Thats where "known or should have known" becomes relevant. It's your company, it's your responsiblity to know what they are doing.

No, what you are suggesting is a typical strategy of avoiding punishment and creating an opportunity to break the law. A very common strategy, used everywhere, especially in dictatorial and socialist regimes.

There is a substitution of one real crime, committed by real people, for a crime "they didn’t know, but should have" against other people, for which there is no real responsibility, while the real criminals are declared to be simply "cogs" in the system.

As a result, no one is held accountable for a crime for which dozens of people who directly committed it could go to prison for many years, because the person held responsible is a high-ranking manager who "should have known, but did not know," who himself issues "a severe reprimand" or assigns a tiny fine for it.

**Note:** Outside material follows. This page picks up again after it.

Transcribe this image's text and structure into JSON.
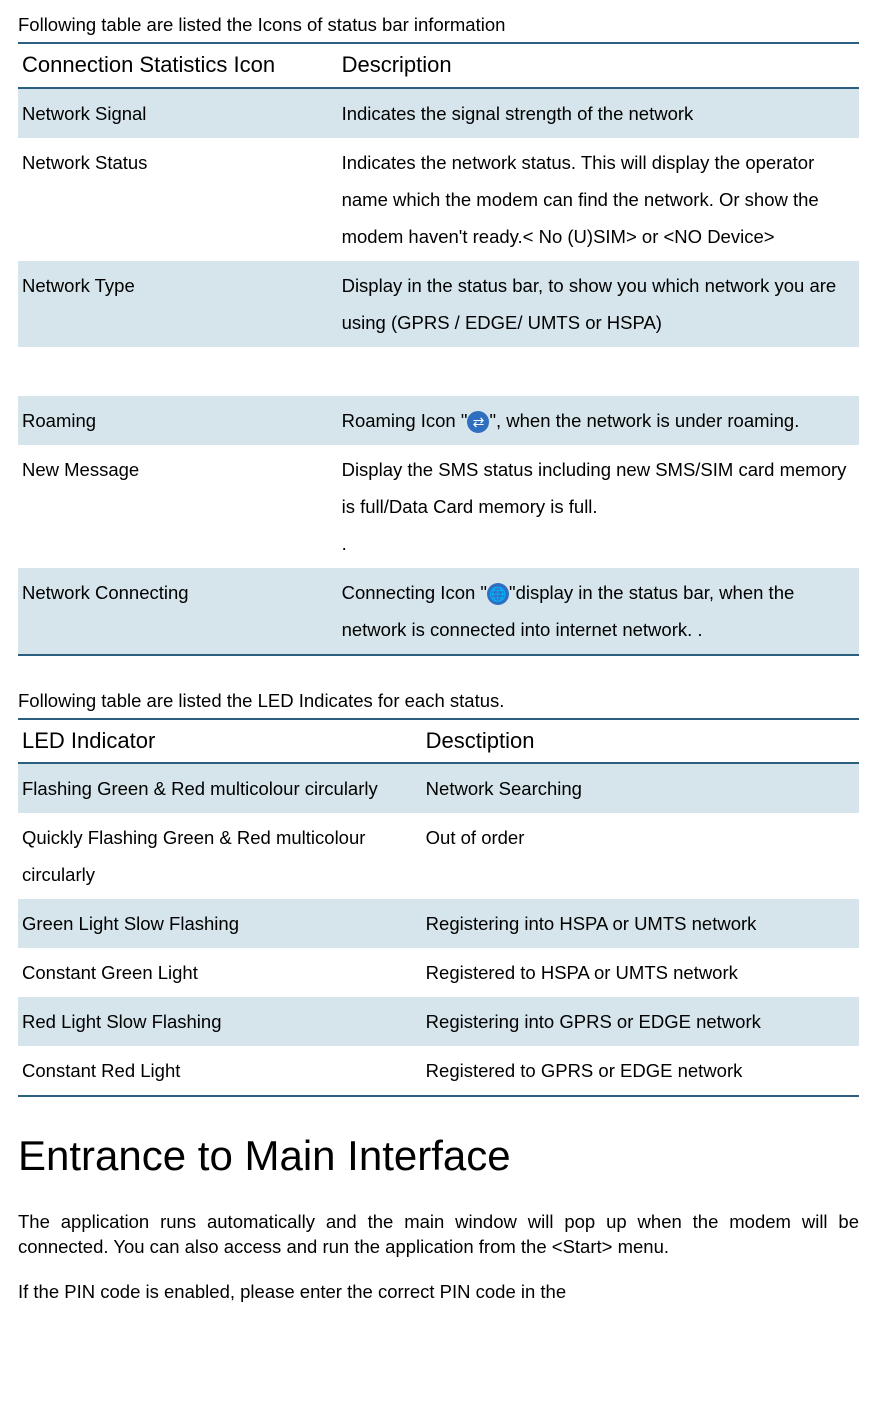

Thus, the entire system is drowning in crimes, the commission of crimes becomes a REQUIREMENT of the system and the commission of crimes becomes a guarantee of the loyalty to the system.

  • So your argument is that because the ring leaders, and the people who benefit the most from the crimes, almost always get off - we should forget about them and just penalize the people who have to do what they are told because they need to feed their families?

    That would seem to be a recipe for more crime, not less.

    Note i don't think anyone is saying those directly involved should get off scot-free, just that those really responsible shouldn't.

    • No, my argument is that the system you propose results in ring leaders escaping responsibility and people having to commit crimes in order to feed their families. Look at any socialist country, almost any dictatorship, or the work of any bureaucratic organizations related to the committing crimes.

      The obligation to commit crimes in such systems arises precisely from the ability of the ring leader to take responsibility from the criminal onto himself to a significantly lesser extent, citing the fact that he did not commit the crime, but simply did not take something into account or did not know something.

      > Note i don't think anyone is saying those directly involved should get off scot-free

      But this is exactly what the existence of such a system leads to: the directly involved criminals escape responsibility, or their punishment is significantly reduced because most of the responsibility falls on the system and no one in particular bears full responsibility.

      And if the performer bears full responsibility, there will be much fewer crimes, because in this case the performer will already know that he will bear full responsibility, that other employees, fearing full responsibility, will not cover for him, that his boss, who puts him in conditions requiring the commission of a crime, will not be able to relieve him of this responsibility by spreading it on himself or shifting it upwards with blurring. In such a system, the main beneficiary will no longer be able to demand that workers commit crimes - because no one wants to risk to become the scapegoat with no additional profits.